Linkspolitische Satire

Kabarettist Hans Fässler nimmt Kantonsjubiläum mit «Louverture stirbt 1803» auf die Schippe

Lichtensteig. Mit Hellraumprojektor und Gitarre begeisterte Hans Fässler im «Chössi»-Theater ein intellektuelles Publikum mit links-politischem Kabarett zum Kantonsjubiläum.

Tanja Trauboth

Auch Hans Fässler, der «Alt-Links-Satiriker», wie er sich am Samstagabend im «Chössi»-Theater vorstellte, musste sich zum 200-Jahr-Jubiläum des Kantons St. Gallen etwas einfallen lassen, denn der grosszügige Kanton St. Gallen hatte auch etwas Geld übrig für die eigene «Rufschädigung», wofür sich der Künstler auf der zuletzt auf den Hellraumprojektor gelegten Folie in aller Form beim Kanton St. Gallen herzlichst bedankte.

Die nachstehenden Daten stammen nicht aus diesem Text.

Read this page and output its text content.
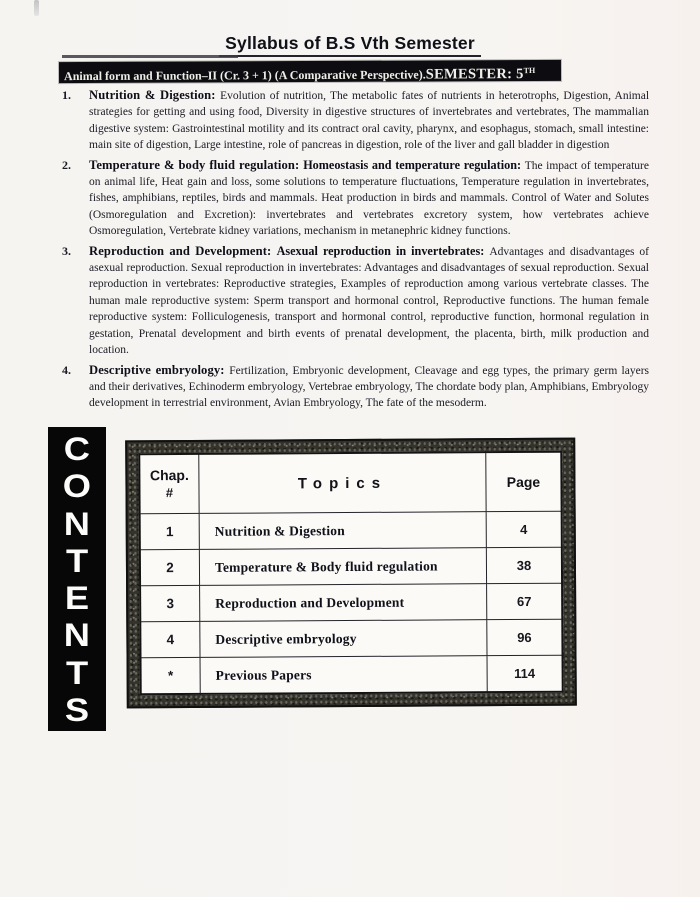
Syllabus of B.S Vth Semester
Animal form and Function–II (Cr. 3 + 1) (A Comparative Perspective).SEMESTER: 5TH
1. Nutrition & Digestion: Evolution of nutrition, The metabolic fates of nutrients in heterotrophs, Digestion, Animal strategies for getting and using food, Diversity in digestive structures of invertebrates and vertebrates, The mammalian digestive system: Gastrointestinal motility and its contract oral cavity, pharynx, and esophagus, stomach, small intestine: main site of digestion, Large intestine, role of pancreas in digestion, role of the liver and gall bladder in digestion
2. Temperature & body fluid regulation: Homeostasis and temperature regulation: The impact of temperature on animal life, Heat gain and loss, some solutions to temperature fluctuations, Temperature regulation in invertebrates, fishes, amphibians, reptiles, birds and mammals. Heat production in birds and mammals. Control of Water and Solutes (Osmoregulation and Excretion): invertebrates and vertebrates excretory system, how vertebrates achieve Osmoregulation, Vertebrate kidney variations, mechanism in metanephric kidney functions.
3. Reproduction and Development: Asexual reproduction in invertebrates: Advantages and disadvantages of asexual reproduction. Sexual reproduction in invertebrates: Advantages and disadvantages of sexual reproduction. Sexual reproduction in vertebrates: Reproductive strategies, Examples of reproduction among various vertebrate classes. The human male reproductive system: Sperm transport and hormonal control, Reproductive functions. The human female reproductive system: Folliculogenesis, transport and hormonal control, reproductive function, hormonal regulation in gestation, Prenatal development and birth events of prenatal development, the placenta, birth, milk production and location.
4. Descriptive embryology: Fertilization, Embryonic development, Cleavage and egg types, the primary germ layers and their derivatives, Echinoderm embryology, Vertebrae embryology, The chordate body plan, Amphibians, Embryology development in terrestrial environment, Avian Embryology, The fate of the mesoderm.
C
O
N
T
E
N
T
S
Chap.
#	Topics	Page
1	Nutrition & Digestion	4
2	Temperature & Body fluid regulation	38
3	Reproduction and Development	67
4	Descriptive embryology	96
*	Previous Papers	114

Fernsehen, Computer, Vortrag

Der Hellraumprojektor simulierte Fernsehbildschirm, Computer, Jahresbericht des Verkehrsverbands, Lehrerfortbildung. Eingefärbt mit den typischen Akzenten des Baslers, Appenzell-Innerhoders, Wieners, des Franzosen und des Bayern trug der Komödiant auf Hochdeutsch vor, manchmal auch in Englisch. Mit «XY-Chromosom» mokierte er eine Fernsehsendung des Senders Tele Oha, in der ein schnieker Moderator die Eltern des gesundheitlich angeschlagenen, 200-jährigen Herrn S. G. sucht. Beim «Phone-in» melden sich zwei mögliche Väter, ein Herr Krieg, der sich als «Vater aller Dinge» ausgibt, sowie der Mönch Gallus, der statt der geforderten «Blut, Schweiss und Tränen» gelobt, ein Stück Knochen für die DNA-Probe einzuschicken. Dazwischen kam die «Tagesschau» mit Berichten vom eigentlichen Thema. Sauber in den Archiven recherchiert, zeichnet Fässler das Schicksal des Toussaint Louverture, schwarzer Sklavenaufständischer aus Haiti, auf, der im Jahr der Gründung des Kantons St. Gallen 1803 in einem französischen Gefängnis nahe der Grenze zur Schweiz starb. Im Laufe des Abends zieht Hans Fässler immer neue Verknüpfungen zum Kantonsjubiläum.


Schweizer Söldner

So kämpften bei der haitianischen Revolution auch 600 Schweizer Söldner auf französischer Seite gegen die aufständischen Sklaven, darunter auch St. Galler. Als Reporter Walter van Gent berichtet Fässler in der Tagesschau mit niederländischem Akzent von den Geschehnissen. Wind und Geräusch simuliert ein vom Alleinunterhalter mit Fussdruck bedienter Föhn. Weiter stellt sich heraus, dass sich Schweizer Patrizierfamilien bereits im 18. Jahrhundert durch die Finanzierung moralisch verwerflicher Geschäfte schuldig gemacht haben. Zwar sei gesichert, dass die Schweiz nicht an der Produktion von Gewehren und Ketten beteiligt gewesen sei, wohl aber bei der Finanzierung des Sklavenhandels, lässt Fässler den amerikanischen Anwalt Ed Fagan im Stück sagen. Die Sammelklage der Nachfahren schwarzer Sklaven sei bereits unter Dach und Fach.


Insiderwissen nötig

Fässler setzt bei seinem Publikum Kenntnisse voraus, erworben vielleicht durch die regelmässige Lektüre einer linken Wochenzeitung. Auch Marcel Reich-Ranitzky sowie die Geschichte des Kantons St. Gallen sollte man kennen, um das Stück «Louverture» zu verstehen. Das Publikum kennt dafür die Tücken der visuellen Medien in Lehrsälen und bei Vortragsveranstaltungen. Die Zuschauer lachten, wenn Kabarettist Hans Fässler ernsthaft und im Jargon der Fachsimpler absurde Zusammenhänge vorträgt, zum Beispiel der Vergleich Haiti - Tahiti - Heidi. Die Präsentationsfolie selbst ist so unleserlich gestaltet wie möglich: In Wellenlinien gezogene, schräge, grösser werdende Buchstaben in blassblauer Farbe, alle Raffinessen des Computerprogramms nutzend. Den Abschluss bilden Vorschläge für weitere Jubiläen, zum Beispiel «100 Jahre Tür statt Thür (Rechtschreibereform), «100 Jahre Aspirin», «3 Jahre Mumie aus Teig». Letzteres ist einmal mehr nur Insidern der St. Galler Bäckereiszene erklärlich.